星屑を蹴ればある程度動けるため、仮に機体の外へ放り出されても帰ってくる術はあるだろう。
しかしそれも本当にゆっくりした速度なのだ。
爽快感のようなものは一つもない。
何が楽しくてここまで来てしまったのかは分からない。
きっと昔の宇宙飛行士なんてものは仕事だから来ていたのだろう。
そうでなければ一度来ればもう十分だと感じてしまうだろう。
それとも名誉のためなのか。
それにしてはあまりにもリスクが大き過ぎる。
一度でも宇宙に行ったことのある人なら、それこそ宇宙開発の重要参考人になるのは難しいことではないだろうし、相当頭も良いはずだから他の仕事もいくらでもあるだろう。
そもそも一生涯分くらいは稼げるのではないかと思うのだ。
そう感じさせられるくらい退屈な世界だった。
きっとまた他の惑星まで行けば変わるのかもしれないが、宇宙遊泳するだけならなんの楽しみもなかった。

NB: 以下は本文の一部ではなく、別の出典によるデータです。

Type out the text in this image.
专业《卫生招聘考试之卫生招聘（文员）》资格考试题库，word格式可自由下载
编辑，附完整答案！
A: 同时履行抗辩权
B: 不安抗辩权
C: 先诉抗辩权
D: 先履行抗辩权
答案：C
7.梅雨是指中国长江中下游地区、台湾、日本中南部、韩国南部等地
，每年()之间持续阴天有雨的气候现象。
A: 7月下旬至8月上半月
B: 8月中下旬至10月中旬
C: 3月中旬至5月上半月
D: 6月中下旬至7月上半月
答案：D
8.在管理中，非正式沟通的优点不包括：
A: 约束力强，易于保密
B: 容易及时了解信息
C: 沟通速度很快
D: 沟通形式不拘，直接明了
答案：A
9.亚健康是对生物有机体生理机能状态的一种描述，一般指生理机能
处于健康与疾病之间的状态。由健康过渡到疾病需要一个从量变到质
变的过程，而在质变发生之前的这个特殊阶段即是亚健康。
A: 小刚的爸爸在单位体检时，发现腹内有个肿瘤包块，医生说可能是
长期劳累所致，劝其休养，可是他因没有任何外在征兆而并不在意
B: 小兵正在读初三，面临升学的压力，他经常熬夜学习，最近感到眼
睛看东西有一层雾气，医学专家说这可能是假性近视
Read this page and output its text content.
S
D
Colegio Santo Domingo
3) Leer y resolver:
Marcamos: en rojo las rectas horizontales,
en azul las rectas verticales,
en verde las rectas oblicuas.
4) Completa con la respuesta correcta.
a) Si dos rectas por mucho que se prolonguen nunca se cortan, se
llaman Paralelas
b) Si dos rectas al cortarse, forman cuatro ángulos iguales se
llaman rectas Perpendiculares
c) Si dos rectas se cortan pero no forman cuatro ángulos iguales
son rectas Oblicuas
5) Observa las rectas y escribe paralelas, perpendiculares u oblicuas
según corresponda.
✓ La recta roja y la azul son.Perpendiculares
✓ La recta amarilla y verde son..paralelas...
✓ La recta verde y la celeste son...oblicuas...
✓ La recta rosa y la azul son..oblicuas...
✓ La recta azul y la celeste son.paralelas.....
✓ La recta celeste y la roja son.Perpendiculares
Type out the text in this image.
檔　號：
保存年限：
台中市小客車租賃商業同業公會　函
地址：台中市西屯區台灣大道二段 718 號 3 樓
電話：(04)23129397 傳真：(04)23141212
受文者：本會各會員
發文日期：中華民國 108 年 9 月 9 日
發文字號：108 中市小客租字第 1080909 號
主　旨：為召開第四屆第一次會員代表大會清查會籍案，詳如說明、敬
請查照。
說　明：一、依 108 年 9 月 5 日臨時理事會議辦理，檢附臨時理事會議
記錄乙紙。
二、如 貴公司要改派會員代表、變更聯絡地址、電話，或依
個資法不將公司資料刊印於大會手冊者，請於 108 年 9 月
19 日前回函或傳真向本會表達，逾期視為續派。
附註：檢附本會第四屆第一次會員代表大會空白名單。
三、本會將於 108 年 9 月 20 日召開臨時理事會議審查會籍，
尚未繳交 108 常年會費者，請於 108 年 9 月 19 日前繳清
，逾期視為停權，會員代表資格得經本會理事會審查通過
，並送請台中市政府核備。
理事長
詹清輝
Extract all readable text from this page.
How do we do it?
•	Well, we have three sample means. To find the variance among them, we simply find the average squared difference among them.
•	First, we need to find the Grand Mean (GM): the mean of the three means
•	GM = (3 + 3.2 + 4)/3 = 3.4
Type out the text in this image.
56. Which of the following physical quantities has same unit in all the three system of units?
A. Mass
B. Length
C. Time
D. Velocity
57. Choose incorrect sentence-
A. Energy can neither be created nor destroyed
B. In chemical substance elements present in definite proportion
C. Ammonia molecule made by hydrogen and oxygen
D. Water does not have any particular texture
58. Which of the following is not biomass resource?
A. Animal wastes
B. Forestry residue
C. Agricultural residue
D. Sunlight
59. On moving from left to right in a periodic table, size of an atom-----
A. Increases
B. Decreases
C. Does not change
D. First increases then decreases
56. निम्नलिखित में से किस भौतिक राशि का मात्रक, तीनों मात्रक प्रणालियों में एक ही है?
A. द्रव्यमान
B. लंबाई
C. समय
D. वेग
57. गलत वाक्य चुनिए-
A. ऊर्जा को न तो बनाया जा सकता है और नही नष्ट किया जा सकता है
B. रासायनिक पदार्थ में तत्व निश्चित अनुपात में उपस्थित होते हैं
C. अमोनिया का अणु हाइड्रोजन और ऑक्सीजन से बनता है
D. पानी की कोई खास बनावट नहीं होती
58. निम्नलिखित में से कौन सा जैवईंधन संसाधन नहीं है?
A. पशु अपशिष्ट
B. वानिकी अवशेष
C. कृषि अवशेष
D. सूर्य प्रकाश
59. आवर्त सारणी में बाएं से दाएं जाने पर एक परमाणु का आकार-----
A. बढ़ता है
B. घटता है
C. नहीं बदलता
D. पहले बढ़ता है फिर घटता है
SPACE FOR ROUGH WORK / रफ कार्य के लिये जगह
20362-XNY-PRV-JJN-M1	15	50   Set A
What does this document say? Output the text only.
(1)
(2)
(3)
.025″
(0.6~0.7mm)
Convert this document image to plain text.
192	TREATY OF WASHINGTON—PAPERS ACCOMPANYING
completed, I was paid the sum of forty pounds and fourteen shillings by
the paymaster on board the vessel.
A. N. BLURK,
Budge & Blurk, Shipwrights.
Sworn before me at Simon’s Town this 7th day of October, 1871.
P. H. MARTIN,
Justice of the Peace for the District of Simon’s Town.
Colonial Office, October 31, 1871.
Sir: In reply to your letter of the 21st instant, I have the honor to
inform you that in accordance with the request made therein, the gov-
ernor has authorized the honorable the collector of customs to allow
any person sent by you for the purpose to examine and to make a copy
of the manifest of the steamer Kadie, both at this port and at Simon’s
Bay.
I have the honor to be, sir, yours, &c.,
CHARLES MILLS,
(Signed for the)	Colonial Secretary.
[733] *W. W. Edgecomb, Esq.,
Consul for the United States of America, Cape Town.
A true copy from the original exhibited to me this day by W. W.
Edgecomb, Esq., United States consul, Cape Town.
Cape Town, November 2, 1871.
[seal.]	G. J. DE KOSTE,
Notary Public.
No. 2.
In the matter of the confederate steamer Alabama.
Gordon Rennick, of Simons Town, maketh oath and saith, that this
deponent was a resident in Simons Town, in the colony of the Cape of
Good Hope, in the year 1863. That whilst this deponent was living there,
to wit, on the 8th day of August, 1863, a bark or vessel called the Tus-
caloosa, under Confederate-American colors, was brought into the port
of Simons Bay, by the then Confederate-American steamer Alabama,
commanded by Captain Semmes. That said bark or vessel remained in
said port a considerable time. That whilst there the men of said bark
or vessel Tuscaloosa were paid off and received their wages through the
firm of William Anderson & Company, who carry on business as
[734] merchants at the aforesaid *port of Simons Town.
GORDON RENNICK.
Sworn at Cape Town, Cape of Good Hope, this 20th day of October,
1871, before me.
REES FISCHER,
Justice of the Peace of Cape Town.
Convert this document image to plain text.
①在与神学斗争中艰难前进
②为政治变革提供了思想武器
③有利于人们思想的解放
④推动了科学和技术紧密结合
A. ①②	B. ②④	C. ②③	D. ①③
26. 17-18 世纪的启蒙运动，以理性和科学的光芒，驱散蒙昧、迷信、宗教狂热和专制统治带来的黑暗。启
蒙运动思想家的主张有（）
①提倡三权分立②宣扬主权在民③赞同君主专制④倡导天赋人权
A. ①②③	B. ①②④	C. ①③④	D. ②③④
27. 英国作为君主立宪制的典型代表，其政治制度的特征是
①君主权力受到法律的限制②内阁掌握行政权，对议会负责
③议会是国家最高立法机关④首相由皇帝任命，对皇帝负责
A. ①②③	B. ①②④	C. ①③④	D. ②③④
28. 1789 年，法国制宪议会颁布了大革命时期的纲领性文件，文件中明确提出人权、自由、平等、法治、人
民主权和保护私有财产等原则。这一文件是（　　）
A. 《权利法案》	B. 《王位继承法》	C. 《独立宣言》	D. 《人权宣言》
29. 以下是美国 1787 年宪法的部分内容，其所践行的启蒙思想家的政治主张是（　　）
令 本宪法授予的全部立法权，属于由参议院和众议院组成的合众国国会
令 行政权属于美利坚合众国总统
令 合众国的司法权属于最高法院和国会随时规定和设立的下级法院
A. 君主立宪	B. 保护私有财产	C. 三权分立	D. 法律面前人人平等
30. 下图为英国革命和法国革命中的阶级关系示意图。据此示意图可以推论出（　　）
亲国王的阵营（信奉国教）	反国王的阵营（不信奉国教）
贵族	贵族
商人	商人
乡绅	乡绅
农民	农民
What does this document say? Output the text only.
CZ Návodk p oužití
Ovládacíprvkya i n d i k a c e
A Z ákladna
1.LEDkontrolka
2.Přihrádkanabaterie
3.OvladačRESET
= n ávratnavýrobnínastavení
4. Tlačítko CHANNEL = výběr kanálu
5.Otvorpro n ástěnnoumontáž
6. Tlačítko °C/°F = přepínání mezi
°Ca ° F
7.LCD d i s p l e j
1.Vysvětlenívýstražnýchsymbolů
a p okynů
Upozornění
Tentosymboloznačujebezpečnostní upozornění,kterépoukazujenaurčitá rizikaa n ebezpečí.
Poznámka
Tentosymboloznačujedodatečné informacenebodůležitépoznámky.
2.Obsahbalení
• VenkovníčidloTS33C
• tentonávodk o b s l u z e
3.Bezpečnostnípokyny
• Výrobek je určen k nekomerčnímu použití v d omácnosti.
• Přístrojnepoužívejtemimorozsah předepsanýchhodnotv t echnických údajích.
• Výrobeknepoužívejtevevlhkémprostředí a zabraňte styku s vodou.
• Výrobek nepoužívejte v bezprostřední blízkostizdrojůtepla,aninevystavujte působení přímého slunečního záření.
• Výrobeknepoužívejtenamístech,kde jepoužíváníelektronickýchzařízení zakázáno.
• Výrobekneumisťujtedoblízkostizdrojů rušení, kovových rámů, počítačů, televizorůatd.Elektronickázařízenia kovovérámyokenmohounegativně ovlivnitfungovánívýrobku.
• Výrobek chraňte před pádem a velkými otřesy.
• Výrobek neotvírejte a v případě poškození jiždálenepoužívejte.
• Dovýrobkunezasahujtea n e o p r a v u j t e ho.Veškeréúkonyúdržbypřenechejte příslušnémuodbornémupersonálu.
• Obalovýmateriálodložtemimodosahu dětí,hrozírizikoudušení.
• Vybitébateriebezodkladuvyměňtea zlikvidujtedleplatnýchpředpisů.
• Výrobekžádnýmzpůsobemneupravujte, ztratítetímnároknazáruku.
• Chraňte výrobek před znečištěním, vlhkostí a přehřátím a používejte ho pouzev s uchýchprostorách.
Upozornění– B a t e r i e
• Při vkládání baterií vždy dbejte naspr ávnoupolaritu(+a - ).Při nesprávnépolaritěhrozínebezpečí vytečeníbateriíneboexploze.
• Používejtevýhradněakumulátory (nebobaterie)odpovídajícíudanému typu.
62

そして私は地球という制限させれた世界での自由を思い出す。
普段は重力に縛られているものの、それに適応し、進化した身である。
今の私には地球の重力が嫌に心地いい。
ルールがなくなれば、それも1つの開放なのかもしれないが、開放が常に自由に置き換わる保証はどこにもないのだ。
目を覚ました私は毛布の重さを感じる。
朝が苦手な私だ。
自分の頭ですら、いつもより重く感じる。
痛みこそ伴わないが、無理をすると立ちくらみくらいはある。
帰ってきたら帰ってきたでここもまた退屈だ。
しかし幸い四肢は思うように動く。
まだ知らないことが多いのは、考えなくても分かる。
私は無重力に慣れた腕で毛布を床に押しやると、二本の足でしっかりと立つべく、冷たい床に足を投げ出した。